Режиссёр покорно уступает Анастасии мегафон. Она набирает побольше воздуха в грудь и командует:
— Так, приготовились! Играем «Цыганочку»!
Мужчины в начале колонны начинают играть знакомую мелодию, постепенно её подхватывают все участники шествия, и колонна вновь начинает движение. Захар, как дирижёр военного оркестра, задаёт ритм, поднимая и опуская флаг. Анастасия с широкой улыбкой на лице, потряхивая плечами, неумолимо наступает на оператора. Как только она проходит камеру, и оператор утопает в гуще пляшущих людей с гармошками, улыбка спадает, дочь великого гармониста опускает голову и утирает пот с лица расписным платком. Дубль снят — изображать веселье больше ни к чему.

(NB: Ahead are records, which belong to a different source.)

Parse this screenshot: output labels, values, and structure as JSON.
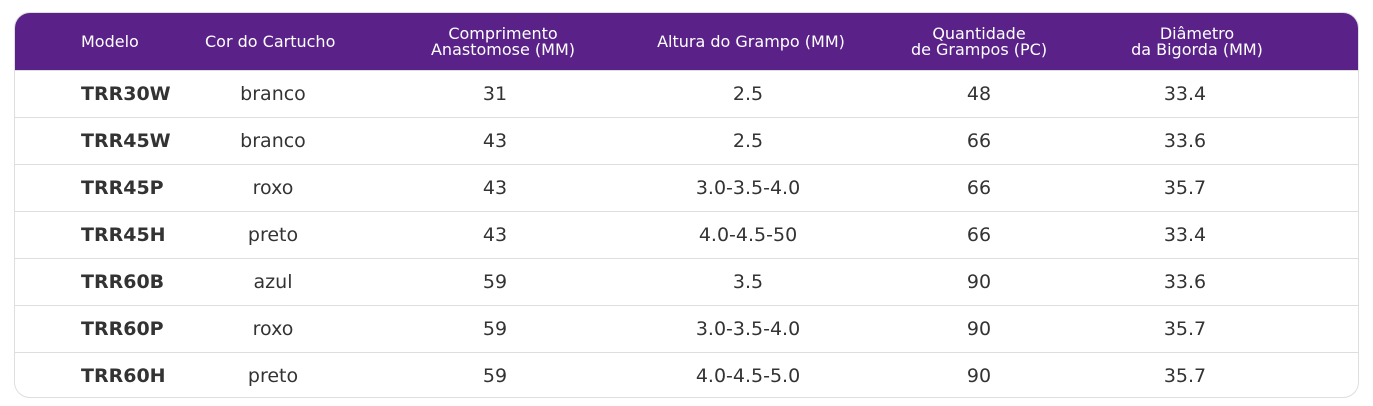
{
  "table": {
    "headers": [
      "Modelo",
      "Cor do Cartucho",
      "Comprimento\nAnastomose (MM)",
      "Altura do Grampo (MM)",
      "Quantidade\nde Grampos (PC)",
      "Diâmetro\nda Bigorda (MM)"
    ],
    "rows": [
      [
        "TRR30W",
        "branco",
        "31",
        "2.5",
        "48",
        "33.4"
      ],
      [
        "TRR45W",
        "branco",
        "43",
        "2.5",
        "66",
        "33.6"
      ],
      [
        "TRR45P",
        "roxo",
        "43",
        "3.0-3.5-4.0",
        "66",
        "35.7"
      ],
      [
        "TRR45H",
        "preto",
        "43",
        "4.0-4.5-50",
        "66",
        "33.4"
      ],
      [
        "TRR60B",
        "azul",
        "59",
        "3.5",
        "90",
        "33.6"
      ],
      [
        "TRR60P",
        "roxo",
        "59",
        "3.0-3.5-4.0",
        "90",
        "35.7"
      ],
      [
        "TRR60H",
        "preto",
        "59",
        "4.0-4.5-5.0",
        "90",
        "35.7"
      ]
    ]
  },
  "colors": {
    "header_background": "#5a2289",
    "header_text": "#ffffff",
    "body_text": "#333333",
    "row_divider": "#dedede"
  }
}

— Эй, отставить веселье! — командует Анастасия. — А теперь весело, задорно, с криками бежим на камеру.
К голове колонны подходит пожилая пара с внучкой. Бабушка пытается сфотографировать девочку радостную на фоне шествия, но на лице ребёнка всё ярче проступают грусть и обида. Дедушка внимательно смотрит на праздничную колонну.

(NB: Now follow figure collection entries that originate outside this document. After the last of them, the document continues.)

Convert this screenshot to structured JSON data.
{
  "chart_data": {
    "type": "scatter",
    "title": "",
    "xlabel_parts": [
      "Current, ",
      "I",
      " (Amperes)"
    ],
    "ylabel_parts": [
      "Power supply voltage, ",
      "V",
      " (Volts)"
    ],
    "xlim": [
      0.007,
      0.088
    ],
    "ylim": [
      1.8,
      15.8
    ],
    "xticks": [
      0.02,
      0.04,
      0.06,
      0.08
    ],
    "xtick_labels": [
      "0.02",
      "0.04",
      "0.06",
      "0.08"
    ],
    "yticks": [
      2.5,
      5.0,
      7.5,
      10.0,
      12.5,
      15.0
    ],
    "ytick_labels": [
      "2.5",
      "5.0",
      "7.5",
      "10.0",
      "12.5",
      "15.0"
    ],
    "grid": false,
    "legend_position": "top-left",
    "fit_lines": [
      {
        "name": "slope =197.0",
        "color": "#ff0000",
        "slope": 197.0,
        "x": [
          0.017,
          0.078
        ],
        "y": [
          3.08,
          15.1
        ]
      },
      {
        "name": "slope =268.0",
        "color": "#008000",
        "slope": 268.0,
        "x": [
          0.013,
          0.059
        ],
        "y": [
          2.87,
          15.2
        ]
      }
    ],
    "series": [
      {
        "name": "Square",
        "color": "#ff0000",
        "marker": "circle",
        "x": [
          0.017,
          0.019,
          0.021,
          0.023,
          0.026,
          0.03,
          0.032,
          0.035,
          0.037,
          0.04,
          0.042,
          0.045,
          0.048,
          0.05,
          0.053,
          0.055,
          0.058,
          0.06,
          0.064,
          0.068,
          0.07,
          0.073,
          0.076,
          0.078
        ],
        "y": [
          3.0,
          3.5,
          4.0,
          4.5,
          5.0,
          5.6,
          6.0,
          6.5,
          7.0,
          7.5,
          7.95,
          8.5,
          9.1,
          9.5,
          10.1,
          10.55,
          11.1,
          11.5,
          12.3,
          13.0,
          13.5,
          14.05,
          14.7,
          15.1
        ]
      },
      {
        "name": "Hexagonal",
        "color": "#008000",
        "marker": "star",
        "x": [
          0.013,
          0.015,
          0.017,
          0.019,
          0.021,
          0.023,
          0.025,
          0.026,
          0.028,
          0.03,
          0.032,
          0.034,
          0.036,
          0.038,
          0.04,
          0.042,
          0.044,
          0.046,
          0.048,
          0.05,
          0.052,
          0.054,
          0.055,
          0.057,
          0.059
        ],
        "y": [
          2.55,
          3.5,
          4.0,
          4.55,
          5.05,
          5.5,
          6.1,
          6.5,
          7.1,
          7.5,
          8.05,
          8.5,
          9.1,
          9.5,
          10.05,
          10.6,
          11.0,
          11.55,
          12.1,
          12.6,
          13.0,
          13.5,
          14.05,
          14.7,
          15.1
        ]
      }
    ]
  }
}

— Столько здоровых мужиков и молодых девок, а чухнёй страдают! — возмущается мужчина. — Лучше бы шли на завод работать. Хотя, наверное, вот эти-то много зарабатывают, — показывает он на Анастасию и Захара Заволокиных, которые разговаривают со съёмочной группой.
— Давай детей вперёд!
Из хвоста колонны выбегают несколько разодетых в русские народные костюмы девчонок и мальчишек и кадеты Бердского казачьего корпуса. Их сопровождает взрослый мужчина — что-то среднее между атаманом и священником, на нём чёрная папаха, длинная ряса, а в руках хоругвь со Спасом Вседержителем.
— Нравится вам праздник, ребят? — спрашиваю я у казачат. Они переминаются с ноги на ногу, морщат лбы и не знают, что ответить.
— Конечно, нравится! — подсказывает атаман-священник. — Да?
— Бежим на праздник! — командует Анастасия, имея в виду фестиваль, приуроченный к смерти её отца и проходящий большую часть времени на месте его гибели — девяносто пятом километре Ордынской трассы. Но конечный потребитель медиапродукта не должен всерьёз воспринимать этот трагический повод, и поэтому дочери великого гармониста приходится создавать и поддерживать атмосферу праздника.
Участники доходят до Оперного театра, и Заволокина решает дать передохнуть высушенным на тридцатиградусной жаре людям. Она посылает нескольких молодых ребят за водой в ближайший магазин, а сама располагается на одной из скамеек в сквере. К ней постоянно подходят люди, желающие обнять Анастасию и пообщаться с кумиром, но она решительно отвергает народную любовь:
— Как же они надоели! Все потные, грязные, вонючие, ещё и слюнявиться лезут!
— Уйдите отсюда! — кричит режиссёр. — Прогони её! — обращается он к молодому звукооператору, который растерянно смотрит на женщину. Та, не дожидаясь применения силы, уходит, раздосадованная.
— Это моя вода, не пейте никто! — предупреждает она съёмочную группу.
Дочь великого гармониста подходит к участникам фестиваля, и на её измученном длинным съёмочным днём лице появляется широкая улыбка. Она снова раскидывает руки и набирает побольше воздуха в грудь. Рядом с ней стоят Захар и человек по имени Александр, который держит флаг фестиваля.
— Ты Настю закрыл! — кричит ему режиссёр.
— Да здравствует четвёртый Международный фестиваль «Играй, гармонь!» имени Геннадия Заволокина! — пафосно произносит он.
— Ура-а-а-а! — подхватывают участники.
Скулы и плечи Анастасии вновь опускаются.
— Милые мои, я же сказала: сначала Саня кричит «Ура!», — с досадой говорит она.
— Да здравствует четвёртый Международный фестиваль «Играй, гармонь!» имени Геннадия Заволокина! Ура!
— Ура-а-а-а!
Анастасия широко улыбается, раскидывает руки и кричит едва ли не громче всех остальных. Надо снять ещё несколько дублей, чтобы программа о фестивале, приуроченном к смерти её отца, вышла весёлой и задорной.